DOKTER Adityawati G. M.Biomed dari MRCCC Siloams Hospitals Semanggi menyarankan agar skrining atau tes mamografi untuk deteksi kanker payudara mulai dilakukan pada perempuan berusia 35 tahun ke atas. Apa alasannya?
Ya, tidak semua perempuan disarankan lakukan tes mamografi untuk deteksi kanker payudara. Bukan tanpa alasan, itu berkaitan dengan gambar hasil mamografinya.

"Pada perempuan produktif, masih menyusui, atau masih berencana punya anak, payudara mereka masih dipenuhi kelenjar ASI dan ini memengaruhi hasil mamografinya," kata dr Dita, sapaan akrabnya, saat ditemui di MRCCC Siloam Hospitals Semanggi, Jakarta Selatan, Selasa (7/3/2023).
"Nah, karena kelenjar ASI-nya masih banyak, itu bakal bikin nyaru hasil mamografi. Jika ada kelainan seperti sel kanker, gambarannya jadi tidak jelas," katanya.

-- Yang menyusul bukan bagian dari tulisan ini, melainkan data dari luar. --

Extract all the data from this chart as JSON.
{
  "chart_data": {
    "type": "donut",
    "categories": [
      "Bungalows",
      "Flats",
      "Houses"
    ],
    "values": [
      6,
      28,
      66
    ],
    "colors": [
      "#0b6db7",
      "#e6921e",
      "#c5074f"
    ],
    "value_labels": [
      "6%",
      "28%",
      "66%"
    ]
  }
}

Lain cerita pada perempuan berusia 35 tahun ke atas. Kelompok ini, kata dr Dita, kelenjar ASI-nya mulai tidak banyak, apalagi pada perempuan 40 tahun ke atas.
BACA JUGA: Muncul Benjolan di Payudara Segera Skrining, Sel Kanker Tumbuh Sangat Cepat Lho!
"Kebanyakan dari mereka payudaranya lebih banyak lemak dan tidak padat, yang mana dengan kondisi ini hasil mamografinya bisa lebih jelas terlihat jika ada kelainan," sambung dr Dita.